ICBA is engaging regulators so that examiners will recognize the extraordinary circumstances of COVID-19 come exam time.
By Joel Williquette, ICBA
If there’s one quality of community banks that has shone during the COVID-19 pandemic, it’s the ability to be nimble and responsive. Faced with new government programs and a dramatic change in their operating environment, community banks found ways to quickly adapt to continue to serve customers who needed the support of their local community bank more than ever.
This unprecedented flexibility didn’t come without compromise. As risk-averse institutions, community banks are by nature—and regulatory necessity—on guard when making major changes. They risk-assess a situation and take their time making a thoughtful decision and drafting policies and procedures to support them.
ICBA is working with the regulatory agencies to help ensure community banks won’t be dinged come exam time for their herculean efforts to aid customers and employees.
It’s basic risk and change management that regulators expect, but it’s also an approach that just wasn’t practical during the early stage of the pandemic. Now, with a new normal in place and exam time approaching, ICBA is working with the regulatory agencies to help ensure community banks won’t be dinged come exam time for their herculean efforts to aid customers and employees.
What’s needed from regulators now
The good news is that community banks were prepared in many ways.

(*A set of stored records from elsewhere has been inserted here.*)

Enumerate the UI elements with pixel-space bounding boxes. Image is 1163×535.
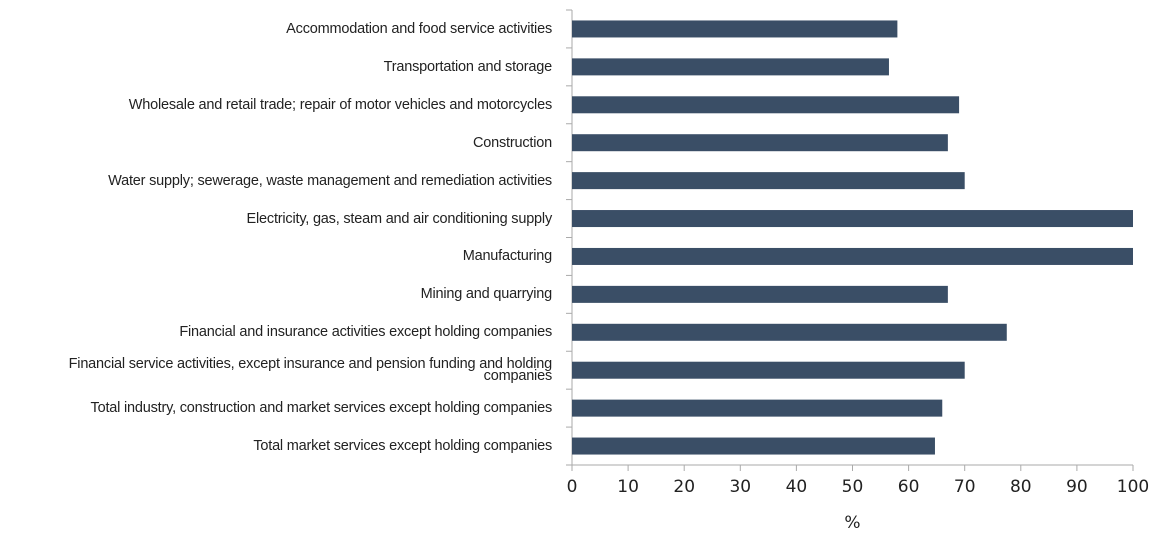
bar (572, 285, 948, 303)
x-tick-label: 30 (729, 477, 751, 497)
y-tick-label: Total market services except holding com… (253, 438, 552, 455)
bar (572, 134, 948, 152)
bar (572, 323, 1007, 341)
y-tick-label: Transportation and storage (383, 58, 553, 75)
bar (572, 247, 1133, 265)
x-tick-label: 20 (673, 477, 695, 497)
y-tick-label: Construction (473, 134, 552, 151)
y-tick-label: Manufacturing (462, 248, 552, 265)
x-tick-label: 100 (1117, 477, 1149, 497)
y-tick-label: Total industry, construction and market … (90, 400, 553, 417)
y-tick-label: Financial and insurance activities excep… (179, 324, 552, 341)
x-tick-label: 10 (617, 477, 639, 497)
x-tick-label: 40 (786, 477, 808, 497)
bar (572, 172, 965, 190)
x-tick-label: 80 (1010, 477, 1032, 497)
bar (572, 20, 898, 38)
x-tick-label: 50 (842, 477, 864, 497)
y-tick-label: Electricity, gas, steam and air conditio… (246, 210, 553, 227)
y-tick-label: Mining and quarrying (420, 286, 553, 303)
bar (572, 399, 943, 417)
y-tick-label: Financial service activities, except ins… (68, 356, 553, 385)
y-tick-label: Water supply; sewerage, waste management… (108, 172, 552, 189)
x-axis-label: % (844, 513, 860, 533)
bar (572, 210, 1133, 228)
x-tick-label: 90 (1066, 477, 1088, 497)
x-tick-label: 0 (567, 477, 578, 497)
bar (572, 437, 935, 455)
bar (572, 361, 965, 379)
bar (572, 96, 960, 114)
y-tick-label: Accommodation and food service activitie… (286, 20, 552, 37)
y-tick-label: Wholesale and retail trade; repair of mo… (128, 96, 552, 113)
x-tick-label: 60 (898, 477, 920, 497)
x-tick-label: 70 (954, 477, 976, 497)
bar (572, 58, 889, 76)
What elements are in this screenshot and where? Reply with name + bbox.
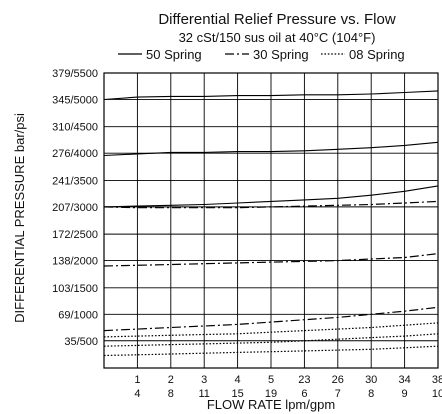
y-tick-label: 69/1000: [58, 309, 98, 321]
x-tick-label-gpm: 11: [198, 388, 209, 400]
y-tick-label: 138/2000: [52, 256, 98, 268]
x-tick-label-gpm: 7: [335, 388, 341, 400]
series-line-50-spring-1: [103, 141, 439, 157]
x-tick-label-lpm: 30: [365, 374, 377, 386]
x-tick-label-gpm: 15: [231, 388, 243, 400]
x-tick-label-lpm: 34: [398, 374, 410, 386]
series-line-08-spring-6: [103, 322, 439, 338]
chart-title: Differential Relief Pressure vs. Flow: [158, 11, 395, 28]
x-tick-label-gpm: 9: [402, 388, 408, 400]
x-tick-label-lpm: 2: [168, 374, 174, 386]
x-tick-label-gpm: 8: [168, 388, 174, 400]
x-tick-label-lpm: 23: [298, 374, 310, 386]
y-tick-label: 172/2500: [52, 229, 98, 241]
x-tick-label-lpm: 4: [235, 374, 241, 386]
legend-label-1: 30 Spring: [253, 47, 309, 62]
x-tick-label-lpm: 38: [432, 374, 442, 386]
y-tick-label: 35/500: [64, 336, 98, 348]
series-line-30-spring-3: [103, 200, 439, 209]
series-line-30-spring-5: [103, 306, 439, 332]
x-tick-label-gpm: 19: [265, 388, 277, 400]
series-line-50-spring-2: [103, 185, 439, 208]
y-axis-ticks: 379/5500 345/5000 310/4500 276/4000 241/3500…: [52, 68, 98, 348]
chart-subtitle: 32 cSt/150 sus oil at 40°C (104°F): [179, 30, 376, 45]
series-group: [103, 90, 439, 357]
y-tick-label: 310/4500: [52, 122, 98, 134]
x-tick-label-gpm: 4: [134, 388, 140, 400]
legend-label-0: 50 Spring: [146, 47, 202, 62]
y-tick-label: 345/5000: [52, 94, 98, 106]
plot-frame: [103, 72, 439, 369]
series-line-30-spring-4: [103, 253, 439, 267]
legend: 50 Spring 30 Spring 08 Spring: [118, 47, 405, 62]
series-line-50-spring-0: [103, 90, 439, 101]
y-axis-label: DIFFERENTIAL PRESSURE bar/psi: [12, 113, 27, 323]
series-line-08-spring-8: [103, 345, 439, 357]
y-tick-label: 103/1500: [52, 283, 98, 295]
y-tick-label: 241/3500: [52, 175, 98, 187]
grid-lines: [104, 72, 439, 368]
series-line-08-spring-7: [103, 333, 439, 347]
x-tick-label-lpm: 3: [201, 374, 207, 386]
y-tick-label: 379/5500: [52, 68, 98, 80]
x-tick-label-gpm: 6: [301, 388, 307, 400]
legend-label-2: 08 Spring: [349, 47, 405, 62]
x-tick-label-lpm: 5: [268, 374, 274, 386]
x-tick-label-lpm: 1: [134, 374, 140, 386]
x-axis-label: FLOW RATE lpm/gpm: [207, 397, 335, 412]
x-tick-label-gpm: 10: [432, 388, 442, 400]
x-tick-label-gpm: 8: [368, 388, 374, 400]
x-tick-label-lpm: 26: [332, 374, 344, 386]
x-axis-ticks: 1 4 2 8 3 11 4 15 5 19 23 6 26 7 30 8 34 9 38 10: [134, 374, 442, 400]
y-tick-label: 276/4000: [52, 148, 98, 160]
y-tick-label: 207/3000: [52, 202, 98, 214]
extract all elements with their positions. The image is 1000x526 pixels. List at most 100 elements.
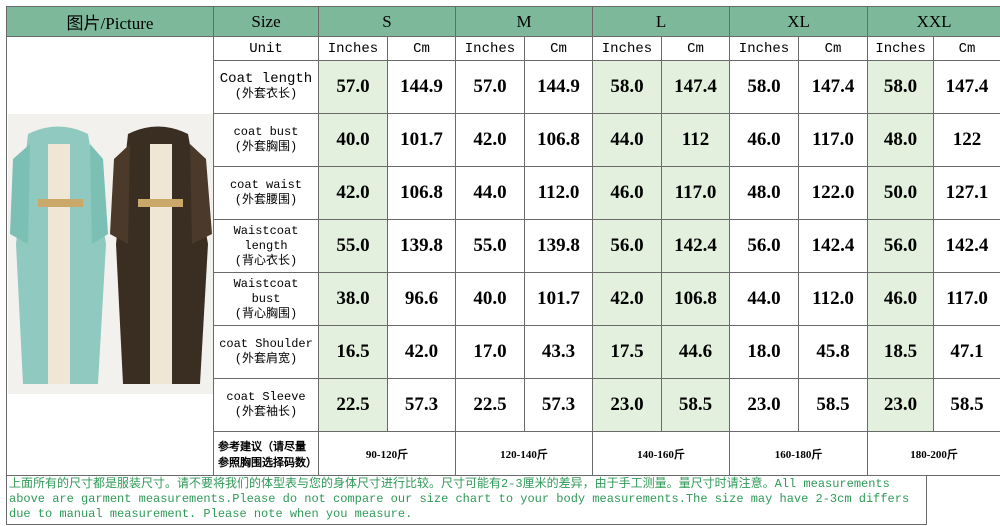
unit-cell: Cm — [660, 36, 731, 61]
measure-value: 40.0 — [318, 113, 388, 167]
measure-value: 122 — [933, 113, 1000, 167]
measure-value: 16.5 — [318, 325, 388, 379]
measure-value: 112.0 — [798, 272, 869, 326]
unit-cell: Cm — [933, 36, 1000, 61]
label-line: (外套肩宽) — [234, 352, 298, 366]
measure-value: 101.7 — [524, 272, 593, 326]
label-line: (外套腰围) — [234, 193, 298, 207]
measure-value: 44.0 — [455, 166, 525, 220]
measure-row: coat bust (外套胸围) 40.0 101.7 42.0 106.8 44.0 112… — [7, 113, 1000, 167]
measure-value: 106.8 — [387, 166, 456, 220]
measure-value: 106.8 — [660, 272, 731, 326]
table-body: 图片/Picture Size S M L XL XXL Unit Inches Cm In… — [6, 6, 1000, 476]
label-line: (外套胸围) — [234, 140, 298, 154]
label-line: Waistcoat bust — [233, 276, 299, 306]
weight-row: 参考建议（请尽量参照胸围选择码数） 90-120斤 120-140斤 140-160斤… — [7, 431, 1000, 476]
measure-value: 96.6 — [387, 272, 456, 326]
measure-value: 55.0 — [455, 219, 525, 273]
footer-note: 上面所有的尺寸都是服装尺寸。请不要将我们的体型表与您的身体尺寸进行比较。尺寸可能… — [6, 475, 927, 525]
label-line: coat bust — [233, 125, 299, 139]
measure-row: Waistcoat length (背心衣长) 55.0 139.8 55.0 139.8… — [7, 219, 1000, 273]
measure-value: 48.0 — [729, 166, 800, 220]
size-header-cell: L — [591, 6, 731, 37]
size-header-cell: XL — [729, 6, 869, 37]
measure-value: 101.7 — [387, 113, 456, 167]
measure-label: coat Shoulder (外套肩宽) — [213, 325, 319, 379]
label-line: coat Shoulder — [219, 337, 313, 351]
measure-value: 42.0 — [455, 113, 525, 167]
measure-value: 50.0 — [867, 166, 935, 220]
unit-label: Unit — [213, 36, 319, 61]
measure-value: 38.0 — [318, 272, 388, 326]
measure-value: 144.9 — [387, 60, 456, 114]
measure-value: 58.5 — [660, 378, 731, 432]
measure-value: 57.3 — [387, 378, 456, 432]
measure-row: coat Sleeve (外套袖长) 22.5 57.3 22.5 57.3 23.0 58.… — [7, 378, 1000, 432]
measure-value: 22.5 — [318, 378, 388, 432]
measure-value: 48.0 — [867, 113, 935, 167]
picture-header: 图片/Picture — [6, 6, 214, 37]
measure-value: 44.0 — [729, 272, 800, 326]
size-header-cell: XXL — [867, 6, 1000, 37]
label-line: Coat length — [219, 71, 313, 87]
size-table-wrap: 图片/Picture Size S M L XL XXL Unit Inches Cm In… — [6, 6, 1000, 476]
measure-row: coat waist (外套腰围) 42.0 106.8 44.0 112.0 46.0 11… — [7, 166, 1000, 220]
measure-row: Coat length (外套衣长) 57.0 144.9 57.0 144.9 58.0 1… — [7, 60, 1000, 114]
label-line: (背心衣长) — [234, 253, 298, 268]
measure-value: 117.0 — [660, 166, 731, 220]
unit-cell: Inches — [592, 36, 662, 61]
measure-value: 40.0 — [455, 272, 525, 326]
measure-value: 117.0 — [798, 113, 869, 167]
measure-value: 56.0 — [729, 219, 800, 273]
measure-value: 23.0 — [592, 378, 662, 432]
measure-value: 112 — [660, 113, 731, 167]
unit-row: Unit Inches Cm Inches Cm Inches Cm Inches Cm Inc… — [6, 36, 1000, 476]
unit-cell: Inches — [318, 36, 388, 61]
measure-value: 58.0 — [729, 60, 800, 114]
measure-value: 57.3 — [524, 378, 593, 432]
label-line: (外套袖长) — [234, 405, 298, 419]
measure-label: coat waist (外套腰围) — [213, 166, 319, 220]
measure-value: 47.1 — [933, 325, 1000, 379]
measure-label: coat Sleeve (外套袖长) — [213, 378, 319, 432]
unit-cell: Cm — [387, 36, 456, 61]
unit-cell: Inches — [729, 36, 800, 61]
unit-cell: Cm — [524, 36, 593, 61]
unit-cell: Inches — [455, 36, 525, 61]
size-header-cell: S — [318, 6, 456, 37]
measure-value: 58.0 — [867, 60, 935, 114]
measure-value: 139.8 — [524, 219, 593, 273]
label-line: (背心胸围) — [234, 306, 298, 321]
measure-value: 46.0 — [867, 272, 935, 326]
measure-value: 127.1 — [933, 166, 1000, 220]
measure-value: 142.4 — [660, 219, 731, 273]
measure-value: 147.4 — [798, 60, 869, 114]
weight-value: 90-120斤 — [318, 431, 456, 476]
measure-value: 44.6 — [660, 325, 731, 379]
measure-value: 45.8 — [798, 325, 869, 379]
header-row: 图片/Picture Size S M L XL XXL — [6, 6, 1000, 37]
weight-value: 140-160斤 — [591, 431, 731, 476]
measure-value: 106.8 — [524, 113, 593, 167]
measure-value: 42.0 — [592, 272, 662, 326]
measure-value: 147.4 — [660, 60, 731, 114]
measure-value: 57.0 — [455, 60, 525, 114]
measure-value: 58.5 — [933, 378, 1000, 432]
measure-value: 23.0 — [867, 378, 935, 432]
measure-value: 18.5 — [867, 325, 935, 379]
measure-value: 112.0 — [524, 166, 593, 220]
measure-value: 122.0 — [798, 166, 869, 220]
size-header: Size — [213, 6, 319, 37]
measure-value: 142.4 — [933, 219, 1000, 273]
measure-value: 57.0 — [318, 60, 388, 114]
measure-value: 139.8 — [387, 219, 456, 273]
unit-cell: Cm — [798, 36, 869, 61]
measure-label: Waistcoat bust (背心胸围) — [213, 272, 319, 326]
measure-value: 58.5 — [798, 378, 869, 432]
measure-value: 22.5 — [455, 378, 525, 432]
label-line: coat waist — [229, 178, 302, 192]
measure-value: 44.0 — [592, 113, 662, 167]
measure-label: Coat length (外套衣长) — [213, 60, 319, 114]
measure-value: 46.0 — [729, 113, 800, 167]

Working with regulators over the years, they developed and tested pandemic and business continuity plans. While the pandemic still caused disruption, the financial sector was among the most prepared thanks to this partnership with regulatory agencies. Yet, community bankers still faced time-sensitive challenges.
Earlier this summer, ICBA sent out a survey to community bankers asking them to share their biggest concerns for future exams. The theme was clear: Paycheck Protection Program (PPP) borrowers that sought smaller business loans need forgiveness.
Community bankers reviewed and approved a record number of loans to struggling small business customers, relying on the small businesses certification that the loan was necessary. This urgency replaced the methodical and thorough due diligence process that is the gold standard of community bank lending. Now community banks and small business customers are pushing for legislation like S. 4117, which would create a presumption of compliance and forgiveness for PPP loans with an original balance of $150,000 or less based on the borrower’s certification that the funds were used in accordance with the terms of the program.
Other critical changes that may require the understanding of regulators include:
- Work from home. Most community banks hadn’t adopted a work-from-home model in large numbers before the pandemic forced it upon them. When they had to rapidly shift to a WFH model, many didn’t have the necessary equipment, technology or established procedures. Yet, they still had a duty to continue operations while protecting their employees and customers. In some cases, bringing work equipment or loan files home or using personal devices for business purposes was not permitted by acceptable use policies crafted for a pre-pandemic environment. Regardless, banks had to move forward. Community banks are now going back to write or rewrite policies and procedures and audit their performance to ensure that data remains safe and employees are compliant.
- Vendor management. Many community banks had to beef up technology using third-party vendors. In many cases, community banks didn’t have time for the thorough risk assessments, due diligence, infrastructure design and contract negotiation that vendor management requires. They are now having to go back to perform these risk assessments, monitoring and due diligence and share the results with the board.
- Loan folders. Some community banks rely on physical loan folders in addition to digital copies. It’s been difficult to keep these loan folders and other documents up to date with limited access to bank offices and interoffice mail. This lack of portability can introduce errors, causing issues with loan folder accuracy even though digital documentation is up to date. Again, established and practiced community bank procedures come to the rescue to mitigate errors in the form of ramped up internal audits.
Reducing exam risk
Examiners have largely been very understanding of these issues so far, but community banks can’t just expect a free pass. They need to show awareness and a proactive effort to fill in the blanks. Community banks should:
- Maintain a relationship with examiners. The community bank and examiner relationship should not be combative. Examiners are a valuable and often underutilized resource. Community banks often have the same examiners each year, making it easy to maintain contact and build good relationships.
- Raise potential issues before exam time. Don’t wait for exam time to ask a question or bring up a concern. Have those discussions now so you are in control of the dialogue and problems aren’t elevated during exam time.
- Document decisions. Make sure the bank documents any actions that go outside of policies, procedures or the norm in board minutes. It’s OK to complete a document and accept a risk instead of correcting it—just be sure to document the discussion and the decision. This way, regulators know it’s not an oversight but a strategic decision in response to unusual circumstances.
ICBA will continue to have dialogue with community bankers and regulators as community banks continue to realign operations at a time of unprecedented conditions.
We appreciate the understanding of regulators and examiners who also successfully pivoted during the crisis to do their jobs and protect the financial sector.